OpenACC: Complete-specification of Data-clauses is giving wrong answer

I am using pgfortran on PGI suite 19.10.
I have very-simple nested loop, which just calculates the total-num of iterations.

program main

  implicit none
  integer i,j,N,ans

  N = 1000
  ans = 0

!$acc data copy(ans) copyin(N) create(i,j)

!$acc parallel loop private(i,j) reduction(+:ans)
do i=1,N
do j=1,N
ans=ans+1
enddo
enddo
!$acc end parallel loop

!$acc end data

 write(*,*) 'ans= ',ans

end program main

Now, each time, i run the program, i get a different answer!!!
Same problem if i replace the create(i,j) with copy(i,j).

BUT, if I

  • remove create(i,j) on data-construct, OR
  • remove private(i,j) on compute-construct, OR
  • remove both of the above,
    I get correct answer…

Not sure, why the complete specification (which i guess is correct, and as intended) is giving wrong answer??

Also the compiler messages (-Minfo=all) is SAME in both cases.

Pl help.
Thanks,
arun

Hi arun,

The problem is that by putting “i” and “j” in a “create” or “copy” clause, you’ve overridden the default making these scalars shared.

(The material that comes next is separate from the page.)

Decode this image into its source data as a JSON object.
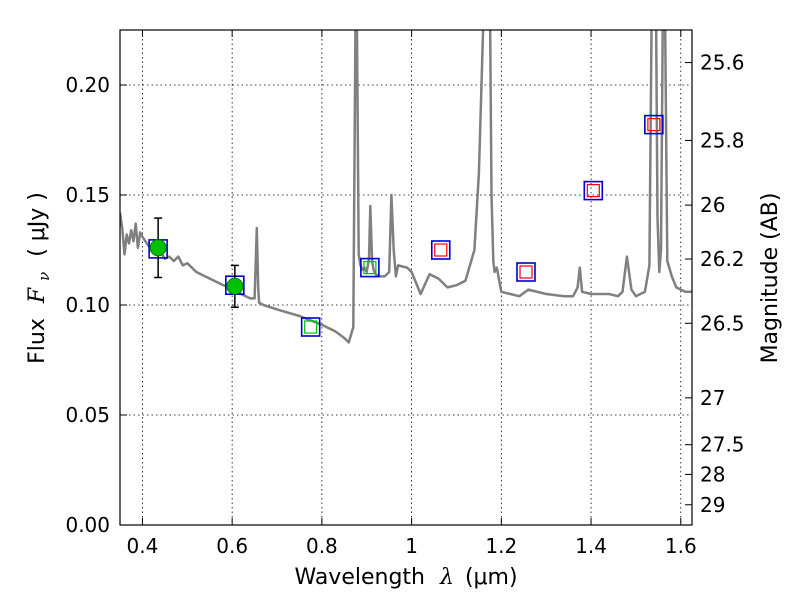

Hence you’ll get a race condition.

Note that loop index variables are unique in that they are implicitly private hence the “private(i,j)” is ignored.

Also the compiler messages (-Minfo=all) is SAME in both cases.

Are you sure? They seem different when I compile the code:

% diff  arun.F90 arunNoCreate.F90
8c8
< !$acc data copy(ans) copyin(N) create(i,j)
---
> !$acc data copy(ans) copyin(N)
% pgfortran -Minfo=accel -acc arun.F90 -o arun.out
main:
      8, Generating create(j) [if not already present]
         Generating copyin(n) [if not already present]
         Generating copy(ans) [if not already present]
         Generating create(i) [if not already present]
     10, Generating Tesla code
         10, Generating reduction(+:ans)
         11, !$acc loop gang ! blockidx%x
         12, !$acc loop vector(128) ! threadidx%x
     12, Loop is parallelizable
% pgfortran -Minfo=accel -acc arunNoCreate.F90 -o arun_nc.out
main:
      8, Generating copy(ans) [if not already present]
         Generating copyin(n) [if not already present]
     10, Generating Tesla code
         10, Generating reduction(+:ans)
         11, !$acc loop gang ! blockidx%x
         12, !$acc loop vector(128) ! threadidx%x
     12, Loop is parallelizable

-Mat

I was thinking if copy+private combination should behave as firstprivate??
Looks like it is not so.
Ok fine.

By SAME compiler messages, i meant the parallelization part (not the copy/create part), starting from: 10, Generating Tesla code

arun

Sorry, not sure why you got that impression. Variables should only be in either a copy clause or a private clause, not both.